“I’m not going to scold him!” laughed Trent, ruffling the dog’s ears. “It’s many a long month since Buff needed a scolding. He didn’t drive the rabbit this way. The rabbit drove itself, before Buff could choose the direction. He——”

“Buff is splendid protection for you, isn’t he?” she broke in, a tinge of nervousness in her soft voice.

“Why, personally, I don’t stand in any great need of protection,” he smiled. “I’m not exactly a timid little flower. But he protects the farm and the house and the livestock as efficiently as a machine-gun company could. He’s a born watchdog.”

Buff, realising he was under discussion, sat down in the road between the man and the girl. He was wriggling with self-consciousness and fanning the dust into a little whirlwind with the lightning sweeps of his plumy tail; as he grinned expectantly from one to the other of the speakers. But the collie’s grin found no answer on Ruth Hammerton’s flower-tinted face. The girl’s eyes had grown grave, and there was a tinge of uneasiness in them.

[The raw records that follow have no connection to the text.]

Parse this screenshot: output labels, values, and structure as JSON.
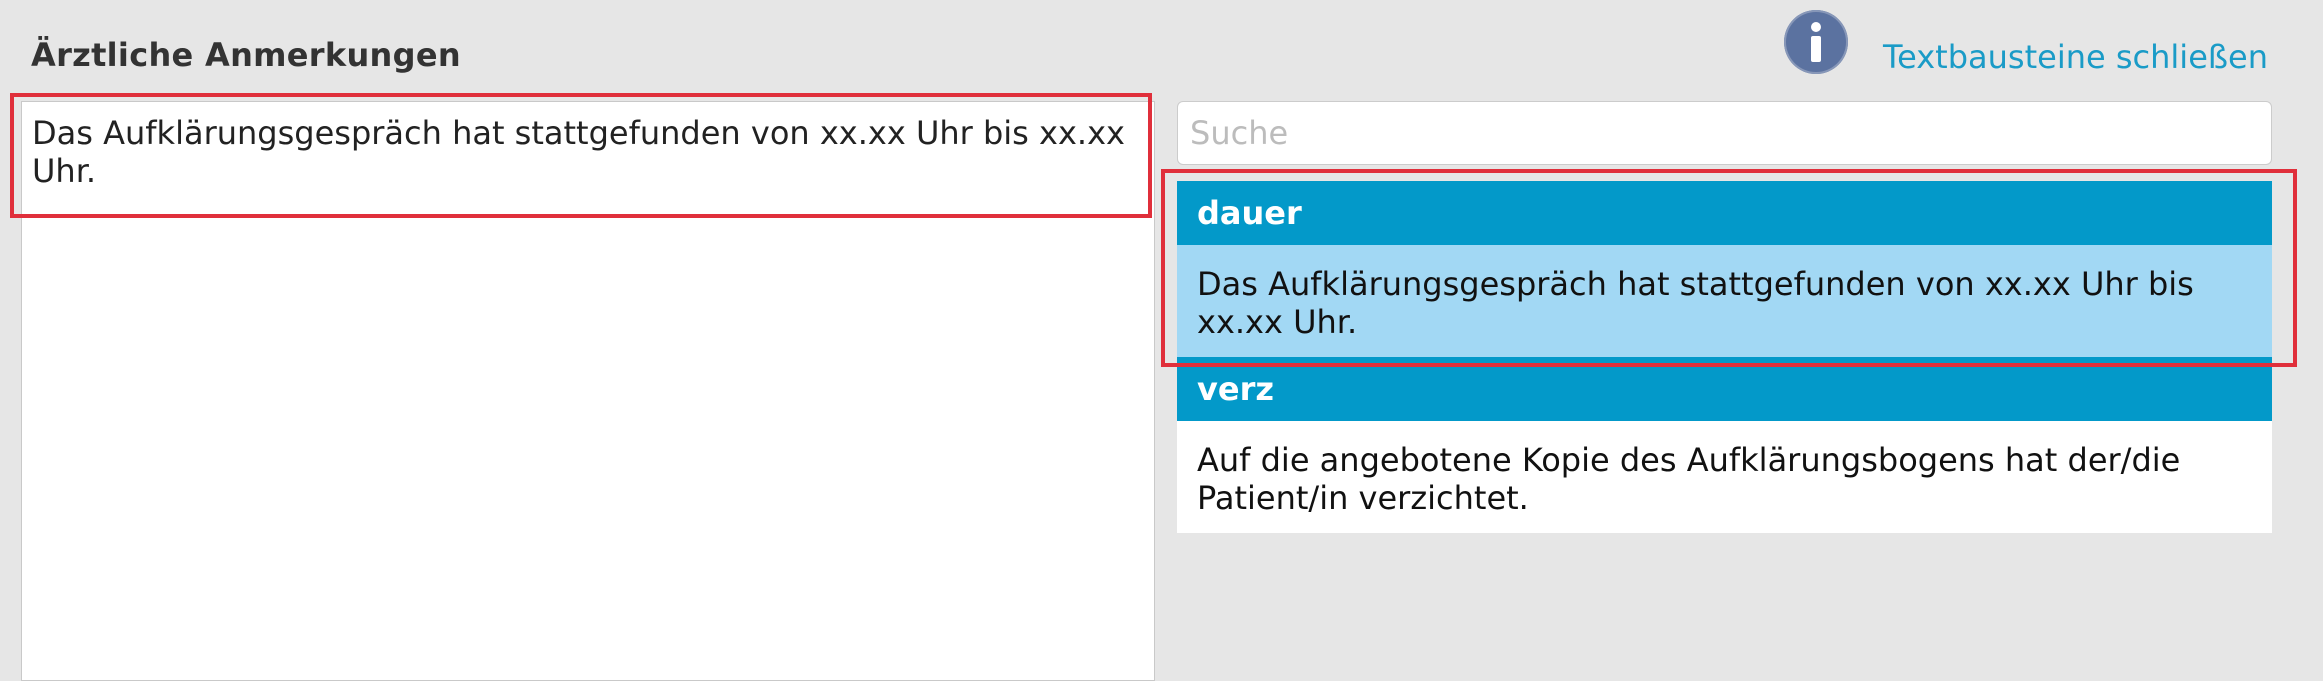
{
  "header": {
    "section_title": "Ärztliche Anmerkungen",
    "info_icon": "info-icon",
    "close_link_label": "Textbausteine schließen"
  },
  "notes": {
    "text": "Das Aufklärungsgespräch hat stattgefunden von xx.xx Uhr bis xx.xx Uhr."
  },
  "search": {
    "value": "",
    "placeholder": "Suche"
  },
  "snippets": [
    {
      "key": "dauer",
      "text": "Das Aufklärungsgespräch hat stattgefunden von xx.xx Uhr bis xx.xx Uhr.",
      "selected": true
    },
    {
      "key": "verz",
      "text": "Auf die angebotene Kopie des Aufklärungsbogens hat der/die Patient/in verzichtet.",
      "selected": false
    }
  ],
  "colors": {
    "header_blue": "#0399c9",
    "selected_bg": "#a2d8f4",
    "link": "#1a9bc7",
    "highlight_red": "#e02f3b",
    "page_bg": "#e6e6e6"
  }
}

“I hope you’re right,” she began, hesitantly, “in saying you don’t need any protection. And probably I’m foolish. But that’s why I rode out here this morning.”

“To protect me?” he asked quizzically, yet perplexed at her new bearing.

“To risk your thinking me impertinent,” she evaded, “by mixing into something that doesn’t concern me.”

“Anything that concerns me,” he said as she hesitated again, “concerns you, too; so far as you’ll let it. What’s the matter?”

She drew a long breath, knit her dark brows, and plunged into the distasteful mission that had brought her to the Trent farm.

“In the first place,” she began, “do you know two men named Con Hegan and Billy Gates?”